Numa crise vemos o melhor e o pior das pessoas. Vemos maldade extrapolada a níveis desconhecidos, mas vemos também bondade em estado puro. Estamos a viver uma situação muito difícil. Ultrapassamos limites já bem para além do que pensávamos ser possível. Estamos a ser postos à prova por um desafio da natureza que não tem paralelo na nossa existência, e cuja desenvoltura se vai explanando à nossa frente num caminho em direcção ao desconhecido. Precisamos de ser fortes. Precisamos de ir buscar forças que desconhecíamos ter, e estas residem na profundidade da beleza das nossas emoções. Temos que pensar em equipa. Somos todos feitos do mesmo.

A pergunta que eu faço a mim próprio quando me encontro com tempo para reflectir, sobre decisões que aparecem em forma de encruzilhada e labirintos infinitos em espiral é: “O que é que eu gostava de escrever, quando olhar para trás e quiser contar o livro da minha vida?” O que é que vou querer levar comigo para todo o sempre. Porque das minhas memórias não me safo. E a definição mais próxima de felicidade é paz interior, é projectar a nossa felicidade no outro. Daí que um genuíno “obrigado” é algo que não tem preço, mas enriquece-nos a alma para todo o sempre.

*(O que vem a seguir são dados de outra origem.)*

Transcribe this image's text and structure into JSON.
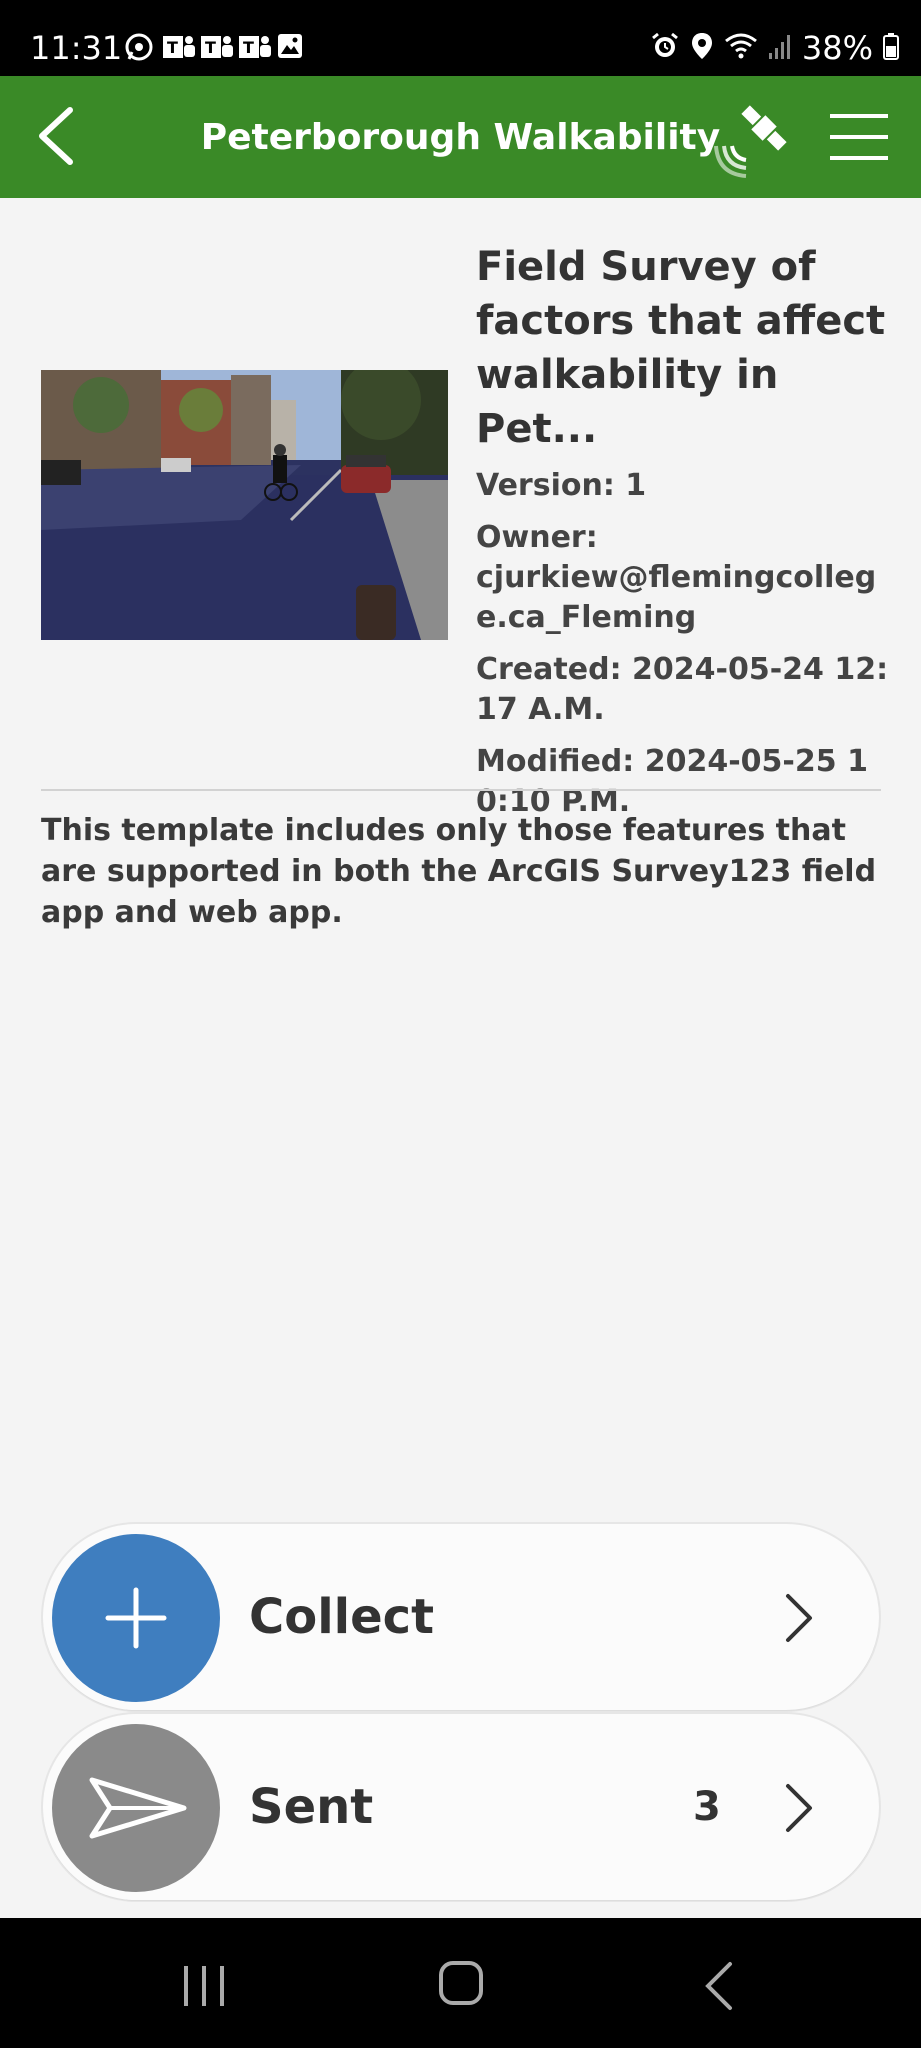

Nos hospitais todos os sorrisos são a fingir. Estamos a sofrer. Cá fora a nossa vida tem-nos dado poucos motivos para alegrias e lá dentro estamos a ser varridos por um mar de tristezas, que embora emprestadas, carregamos para todo o sempre. Nervos de aço e coração aberto. Mas nem tudo é triste. Estão-se a construir coisas bonitas. As equipas estão coesas, íntegras e solidárias a um limite que o companheirismo e a amizade não podem, por si só, explicar. Seguramo-nos uns aos outros. E este “segurar” não é poético, é literal. Porque só assim seguramos os doentes que mais do que nunca precisam de nós. Já perdi a conta às vezes que me vieram as lágrimas aos olhos ao ouvir do outro lado do telefone “É preciso que vocês tenham muita força!”... “Vocês são tudo o que nos resta para termos esperança!”... Também é aqui que nos transcendemos, também é com estas palavras que prometemos a nós próprios que será até ao último fôlego, mas não chegaria para o alimento que precisamos. O que nos alimenta é ouvir um sincero, tímido, profundo e agora enfraquecido “obrigado”. É o “obrigado” de quem tem alta dos Cuidados Intensivos e vê ultrapassada a etapa do que poderia ser a última jornada da sua vida. Mas não foi. E por isso sai um “obrigado” que nos faz ter a certeza que estamos do lado certo da luta, e que mais uma página da nossa vida ficou com uma história bonita. Salvamos vidas.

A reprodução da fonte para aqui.